Programas de orientações sobre engasgamento ainda não são aplicados

Assunto voltou à tona depois que menino de três anos morreu engasgado na Praia Azul; Americana e S.Bárbara sancionaram leis recentes sobre o tema


Americana e Santa Bárbara d’Oeste sancionaram recentemente leis que obrigam hospitais e unidades de saúde a prestarem orientações para primeiros socorros em casos de engasgamento. Entretanto, nas duas cidades os programas ainda estão em fase de implementação.

Foto: Divulgação / Arquivo Familiar
Miguel morreu engasgado com um pedaço de carne no último domingo

No último domingo, um menino de três anos morreu engasgado com um pedaço de carne no Jardim São José, região da Praia Azul, em Americana. Miguel Liper de Souza estava em casa com a família quando o acidente aconteceu, às 22h35. Ele foi levado para o Hospital Municipal Dr. Waldemar Tebaldi, mas não resistiu.

A lei aprovada em Americana, em 22 de abril, é fruto de um projeto de lei do vereador Léo da Padaria (PCdoB). Ela determina que hospitais e maternidades públicas e privadas prestem orientações para primeiros socorros “em casos de engasgamento, aspiração de corpo estranho, asfixia e prevenção de morte súbita de recém nascidos”.

De acordo com a prefeitura, atualmente, esse tipo de orientação é feito pela equipe do 192 “sempre que acionada com esse tipo de ocorrência”. Entretanto, o hospital ainda não tem programa específico.
“O Hospital Municipal está elaborando um programa de orientação voltado para pais, mães ou responsáveis pelos recém-nascidos, da forma prevista na lei, devendo iniciar em breve”, informou a prefeitura.
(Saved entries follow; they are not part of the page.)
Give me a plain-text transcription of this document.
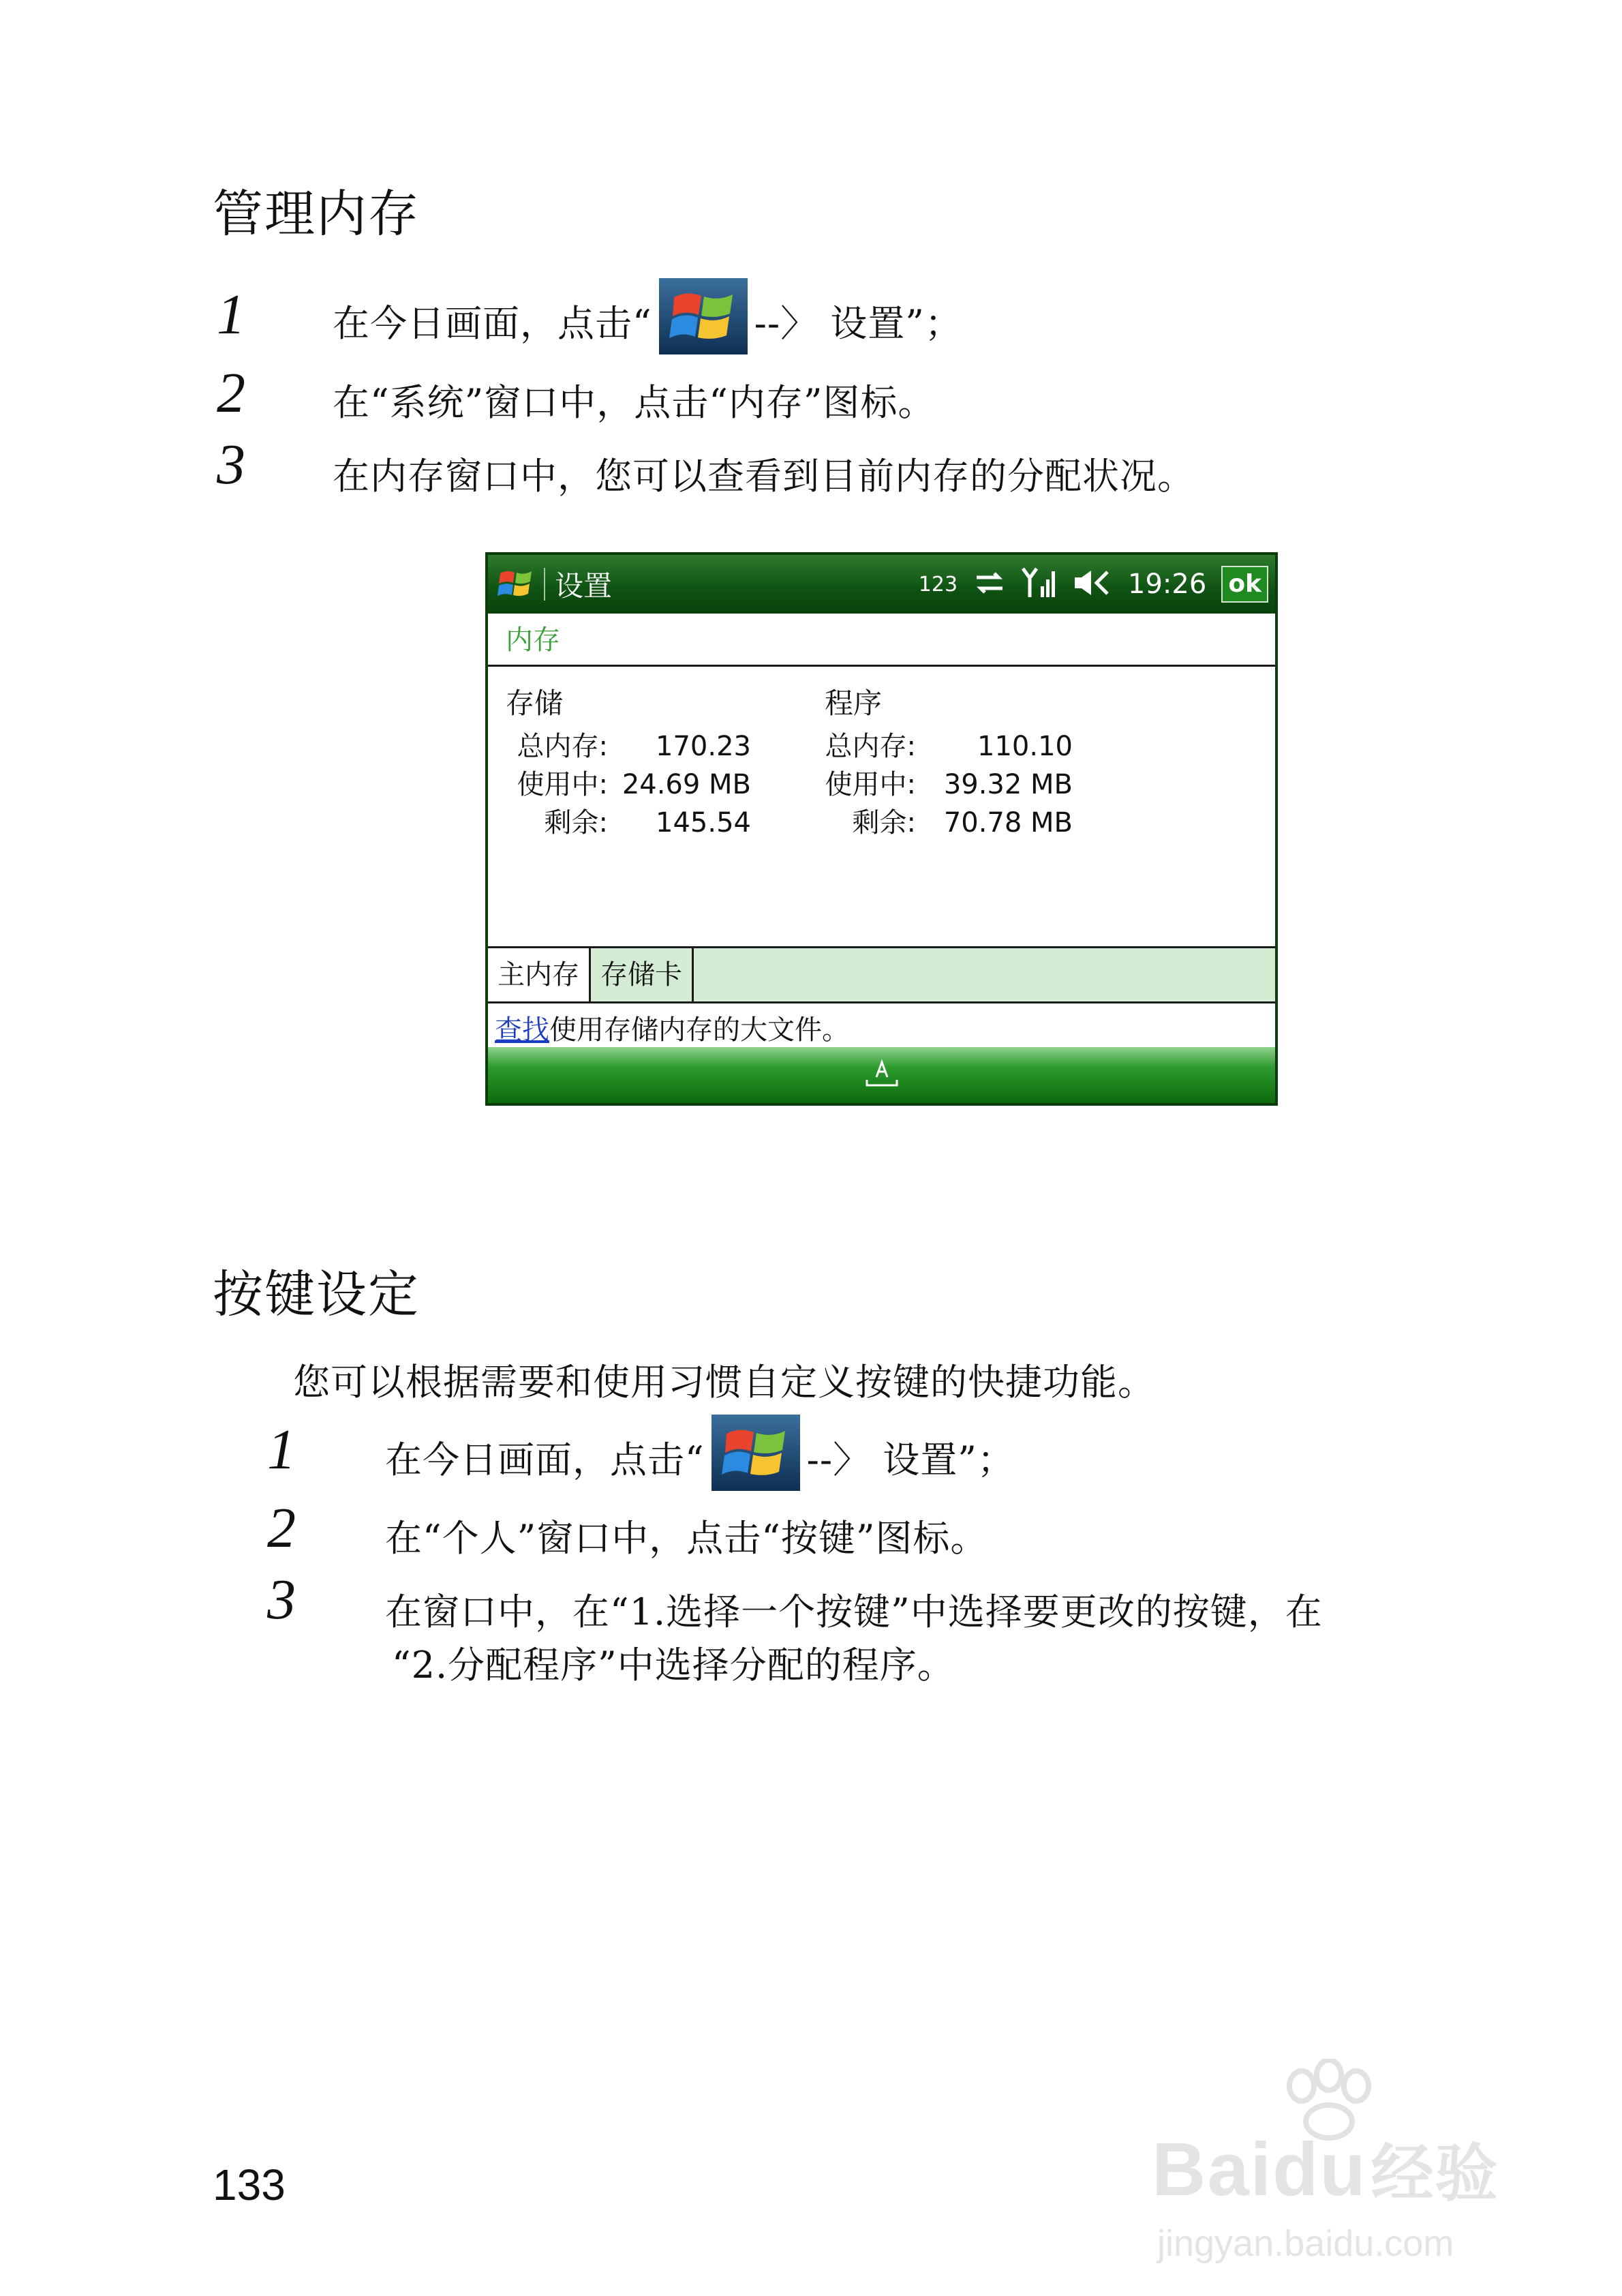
管理内存
1 在今日画面，点击“	--〉 设置”；
2 在“系统”窗口中，点击“内存”图标。
3 在内存窗口中，您可以查看到目前内存的分配状况。
设置	123	19:26 ok
内存
存储
总内存:	170.23
使用中: 24.69 MB
剩余:	145.54
程序
总内存:	110.10
使用中:	39.32 MB
剩余:	70.78 MB
主内存 存储卡
查找使用存储内存的大文件。
按键设定
您可以根据需要和使用习惯自定义按键的快捷功能。
1 在今日画面，点击“	--〉 设置”；
2 在“个人”窗口中，点击“按键”图标。
3 在窗口中，在“1.选择一个按键”中选择要更改的按键，在
“2.分配程序”中选择分配的程序。
133	Baidu经验
jingyan.baidu.com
Entre os hospitais particulares, a Unimed Americana disse que aborda o assunto durante palestras gratuitas para orientações sobre amamentação e cuidados básicos com o recém-nascido.
“Dentro do cronograma das palestras, existe uma orientação sobre como proceder em casos de engasgamento, com a instrução para fazer as manobras de primeiros socorros”, informou o hospital.

Em Santa Bárbara, o projeto sancionado em 28 de junho é um pouco diferente. De autoria do vereador Marcos Rosado (PL), a lei diz que a orientação deve ser realizada por profissionais especializados durante o pré-natal nas UBSs (Unidades Básicas de Saúde).

“A Secretaria de Saúde informa que já está programando uma capacitação/qualificação profissional junto às equipes de todas as UBSs, visando a adequação do programa de pré-natal à referida lei. A previsão é de que o treinamento seja concluído em aproximadamente dois meses”, garantiu a prefeitura.